In business priorities, often we consider business decisions before any others. For example, when an employee is discovered stealing proprietary information and transmitting it to competitors, the organization goes into self-preservation mode minimizing its risks and preserving its critical assets. Seldom is the offender criminally prosecuted or civilly sued. As a matter of routine course, the offending employee is suspended pending the outcome of an investigation, and, if it is discovered the employee was violating policies, she is dismissed without any future legal action.

The damage an offending employee has done usually spans tangible and the intangible critical assets. Tangible losses are sustained in that valuable information was stolen and passed to competitors. In the avenue of intangible damage, she caused incalculable harm to the business reputation of the company. It is possible the financial losses suffered by the loss of credibility will exceed those from the stolen property.

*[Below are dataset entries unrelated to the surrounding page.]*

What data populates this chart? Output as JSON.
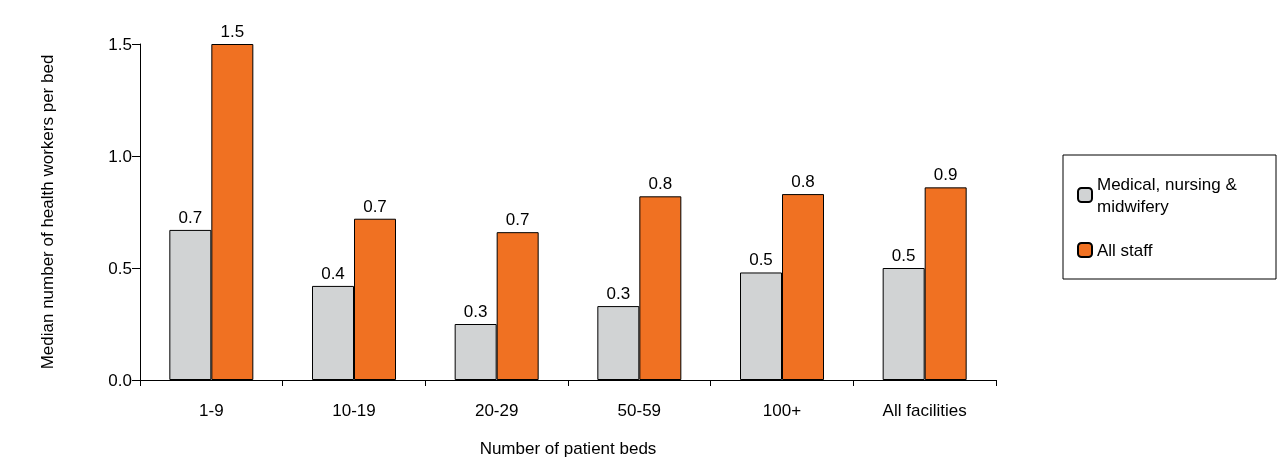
{
  "chart_data": {
    "type": "bar",
    "xlabel": "Number of patient beds",
    "ylabel": "Median number of health workers per bed",
    "categories": [
      "1-9",
      "10-19",
      "20-29",
      "50-59",
      "100+",
      "All facilities"
    ],
    "series": [
      {
        "name": "Medical, nursing & midwifery",
        "color": "#d1d3d4",
        "values": [
          0.67,
          0.42,
          0.25,
          0.33,
          0.48,
          0.5
        ],
        "value_labels": [
          "0.7",
          "0.4",
          "0.3",
          "0.3",
          "0.5",
          "0.5"
        ]
      },
      {
        "name": "All staff",
        "color": "#f07122",
        "values": [
          1.5,
          0.72,
          0.66,
          0.82,
          0.83,
          0.86
        ],
        "value_labels": [
          "1.5",
          "0.7",
          "0.7",
          "0.8",
          "0.8",
          "0.9"
        ]
      }
    ],
    "ylim": [
      0,
      1.5
    ],
    "yticks": [
      {
        "value": 0,
        "label": "0.0"
      },
      {
        "value": 0.5,
        "label": "0.5"
      },
      {
        "value": 1,
        "label": "1.0"
      },
      {
        "value": 1.5,
        "label": "1.5"
      }
    ],
    "grid": false,
    "legend": "right"
  }
}
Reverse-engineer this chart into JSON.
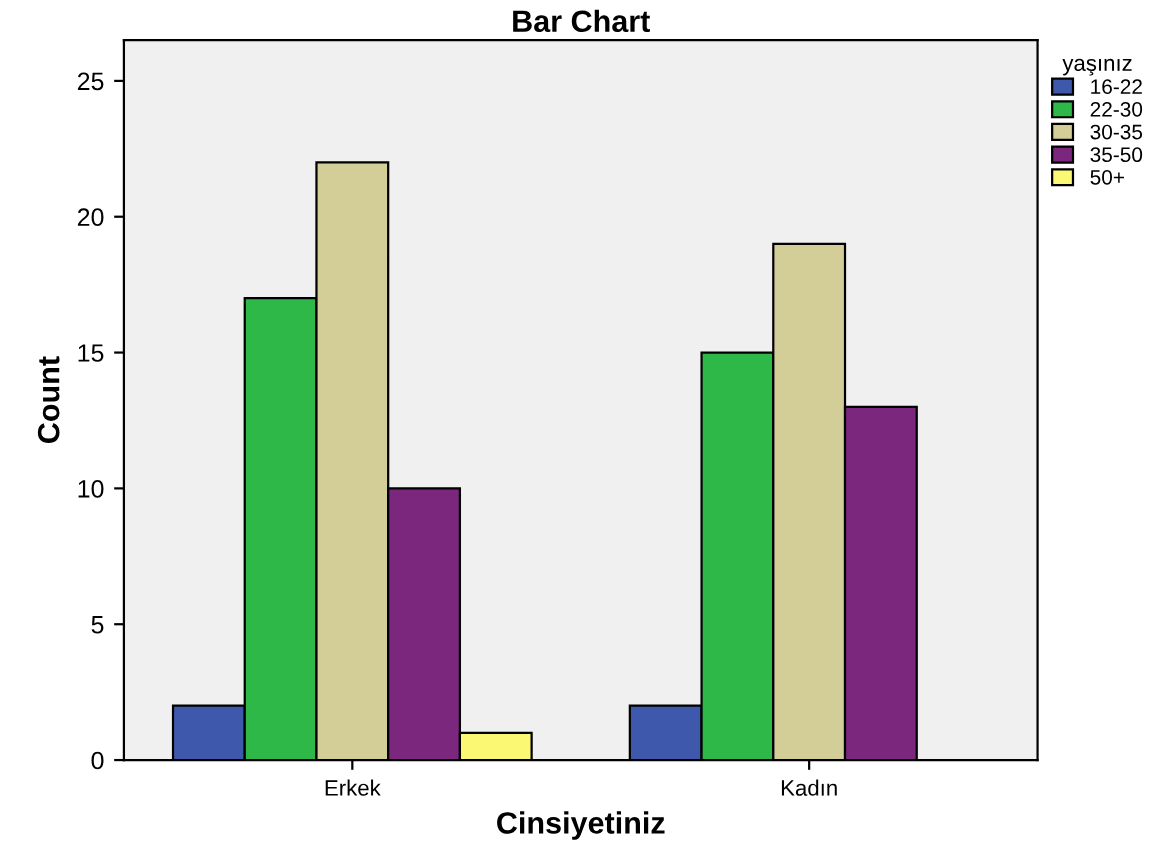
{
  "chart_data": {
    "type": "bar",
    "title": "Bar Chart",
    "xlabel": "Cinsiyetiniz",
    "ylabel": "Count",
    "legend_title": "yaşınız",
    "categories": [
      "Erkek",
      "Kadın"
    ],
    "series": [
      {
        "name": "16-22",
        "color": "#3e58ac",
        "values": [
          2,
          2
        ]
      },
      {
        "name": "22-30",
        "color": "#2eb848",
        "values": [
          17,
          15
        ]
      },
      {
        "name": "30-35",
        "color": "#d3ce97",
        "values": [
          22,
          19
        ]
      },
      {
        "name": "35-50",
        "color": "#7b277d",
        "values": [
          10,
          13
        ]
      },
      {
        "name": "50+",
        "color": "#fbf873",
        "values": [
          1,
          null
        ]
      }
    ],
    "ylim": [
      0,
      26.5
    ],
    "yticks": [
      0,
      5,
      10,
      15,
      20,
      25
    ],
    "grid": false,
    "legend": "top right"
  }
}
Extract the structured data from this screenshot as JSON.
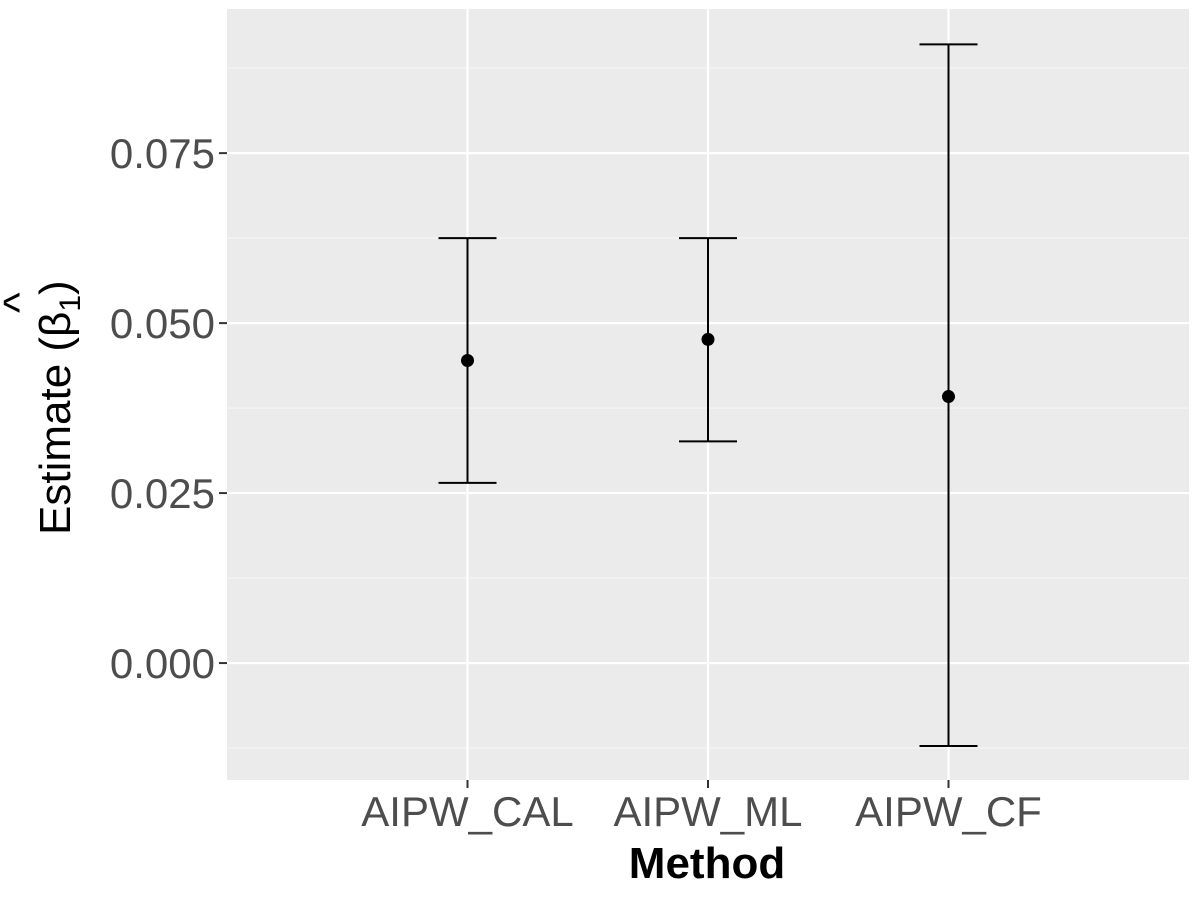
{
  "chart_data": {
    "type": "scatter",
    "title": "",
    "xlabel": "Method",
    "ylabel": {
      "text": "Estimate (",
      "symbol": "β",
      "hat": "^",
      "subscript": "1",
      "close": ")"
    },
    "categories": [
      "AIPW_CAL",
      "AIPW_ML",
      "AIPW_CF"
    ],
    "series": [
      {
        "estimates": [
          0.0445,
          0.0476,
          0.0392
        ],
        "lower": [
          0.0265,
          0.0326,
          -0.0122
        ],
        "upper": [
          0.0625,
          0.0625,
          0.091
        ]
      }
    ],
    "ylim": [
      -0.0172,
      0.0962
    ],
    "yticks": [
      0.0,
      0.025,
      0.05,
      0.075
    ],
    "ytick_labels": [
      "0.000",
      "0.025",
      "0.050",
      "0.075"
    ],
    "grid": true,
    "legend": "none",
    "colors": {
      "panel": "#ebebeb",
      "grid_major": "#ffffff",
      "grid_minor": "#f5f5f5",
      "marks": "#000000",
      "tick_text": "#4d4d4d"
    }
  }
}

This is a quandary — should managers legally pursue an offender and risk public scrutiny by airing their seemingly dirty laundry or should they dispose of the matter privately and risk becoming a target for attackers knowing they will not receive serious punishment? Organizations should consider if they fail to legally pursue attackers and criminals with full vigor, they accept current circumstances and fail to deter future attackers. In many cases, the decision is simple to make as laws mandate that suspicious or criminal activities must be reported to law enforcement authorities.

Legal Issues

Adverse legal actions can drive an otherwise well-run business into oblivion. Responders should consult with legal counsel whenever administrative, criminal, or civil proceedings might be the result of employee behavior or an outside originating attack. Considering laws and business positions, it is possible that legal counsel will advise against a particular course of action and suggest alternatives.

Political Issues

Shades of company politics can substantially color the fashion in which an organization handles its crises. Suppose for a moment that it is the atmosphere within an organization to accept all employees at their word, trusting them, it is likely they are provided substantial freedom in their work. In this atmosphere, identifying and handling critical incidents caused by employees would be a matter of little significance. In such environments, few company resources, if any, would be dedicated to addressing critical incidents. However, if the organization has a more realistic culture where it vigorously safeguards critical assets, it will allocate the necessary resources to monitor compliance with its policies and procedures.

Experience Note

Performing an audit on the organization's Chief Legal Officer's workstation, the auditor discovered pornography. After a careful review, it was determined some of this material was in violation of federal laws as well the company's policies. The auditor advised her supervisor and jointly they briefed the Chief Executive Officer presenting examples of the images. It was well known that the CEO and CLO were close friends. Subsequently, the CLO was dismissed and criminally prosecuted.